Unfortunately, as far as relationships go, African Americans are not so lucky in love, according to various studies. A Smith College study even went as far as to state that ‘sometimes love ain’t enough’ to sustain relationships in the African American community. Government stats also paint a pretty bleak picture of Black love’s staying power.
Breakups are never easy, even at our age; chances are, you’ve been through at least a few of them. Parting ways after a love relationship is different case-by-case because there are no set rules. Sometimes it is helpful to know what you should NOT be doing when you lose someone you really care about.
Here are some suggestions on what NOT to do after a breakup…
1. Don’t beg! If begging someone to come back to you worked, then breakups would be few and far between. Pleading with someone or resorting to pity to try and get your lover back will only make you look needy and insecure. No one is attracted to a person who is weak and miserable. Whether you know it or not, you are giving away some of your power, and your lover may eventually wield that power against YOU! Keep your dignity and power intact by stepping back and respecting your mate’s decision to leave. Remember that if a person is forced to stay, they might eventually resent you.
2. Stop blaming yourself.
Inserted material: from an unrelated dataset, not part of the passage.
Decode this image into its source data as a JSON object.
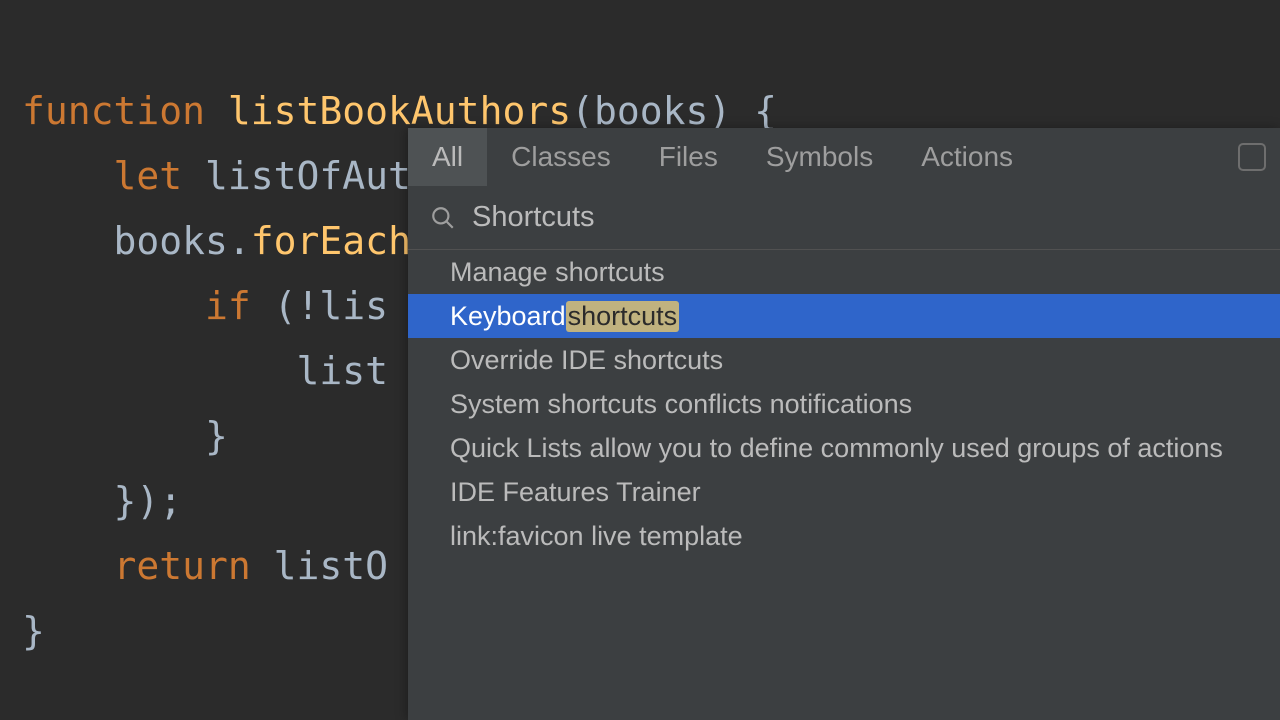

After a breakup, you might be blaming yourself for what went wrong in your relationship. Stop it! The process of self-blame could go on endlessly if you let it. Why not look at the breakup as two incompatible folks with conflicting needs, so no one was at fault. One of the most significant issues in love relationships is the inability to communicate and negotiate needs. No one enters a genuine relationship to make it fail or to hurt another person.
3. Don’t seek revenge. If you were wronged, it’s natural to want to seek revenge on the person who did the deed. However, in the end, it will only make you look pitiful and weak. Ask yourself, “Is revenge consistent with who I want to be? How will this end up serving me in the future?” Chances are that will revenge will just leave you feeling shame and remorse.
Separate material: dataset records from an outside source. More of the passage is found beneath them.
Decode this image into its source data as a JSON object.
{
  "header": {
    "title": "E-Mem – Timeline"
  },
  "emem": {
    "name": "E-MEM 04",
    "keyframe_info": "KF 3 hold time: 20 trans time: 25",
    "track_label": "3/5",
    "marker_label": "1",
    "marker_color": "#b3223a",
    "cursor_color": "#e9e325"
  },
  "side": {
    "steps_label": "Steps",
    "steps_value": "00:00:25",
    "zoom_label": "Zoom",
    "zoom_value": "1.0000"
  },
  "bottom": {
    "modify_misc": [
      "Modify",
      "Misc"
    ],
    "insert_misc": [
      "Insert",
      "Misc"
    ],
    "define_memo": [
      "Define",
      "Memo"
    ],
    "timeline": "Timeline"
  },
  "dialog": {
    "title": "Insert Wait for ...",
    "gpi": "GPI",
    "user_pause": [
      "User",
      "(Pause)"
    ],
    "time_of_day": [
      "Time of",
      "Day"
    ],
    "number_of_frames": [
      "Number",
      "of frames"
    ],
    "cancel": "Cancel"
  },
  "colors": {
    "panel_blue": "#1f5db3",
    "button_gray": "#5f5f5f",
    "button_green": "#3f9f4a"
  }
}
4. Avoid bad coping strategies. After a breakup, some folks may resort to engaging in self-destructive behaviors like drinking too much alcohol, overeating, self-harm, or even doing drugs to stop the pain of a breakup. The behaviors will only hurt you and not the other person. Find different healthier ways to cope, like socializing with a circle of supportive folks. Find a hobby that will interest you. Travel to places that you might not have gone to with your ex. Hit the gym. Take a course at a local college. Busy yourself so that your focus is on becoming a better you!
5. Don’t start dating soon after a breakup. Getting back into the dating scene too soon after a breakup is not the best route. You must give yourself time to let the breakup sink in so that you can learn from the experience or mourn its end. You are not mourning a person’s life, but you’re mourning part of your own life that is now not there. So, take a deep breath, process what happened, and reflect on how you can learn and grow from the experience.
6. Don’t stalk your ex. It is normal to be curious about your ex’s life after you part ways, but checking up on him/her becomes a problem if it turns into an obsession. According to dating experts, it is best to delete your ex’s number, texts, and emails and block, unfriend, and unfollow them on social media. You do not want to be tempted to check up on your ex or accidentally be reminded of them when scrolling through your social media pages.
7. Don’t idealize your ex. It’s a natural reaction to put your ex on a pedestal after a breakup, thinking they were the best thing that ever walked the face of the earth. But trust and believe, they aren’t perfect (and neither are you). Hyper-focusing on their good qualities while ignoring the negative ones will only reinforce the irrational belief that you’ll never find another one like them again!
8. Stop hoping you’ll get back together. You might not! Put the brakes on, waiting for that phone call, email, or text from your ex. Holding on to something that might not happen will only cause you more emotional distress. Relationships end for a reason, and they should end if you want to find your best mate.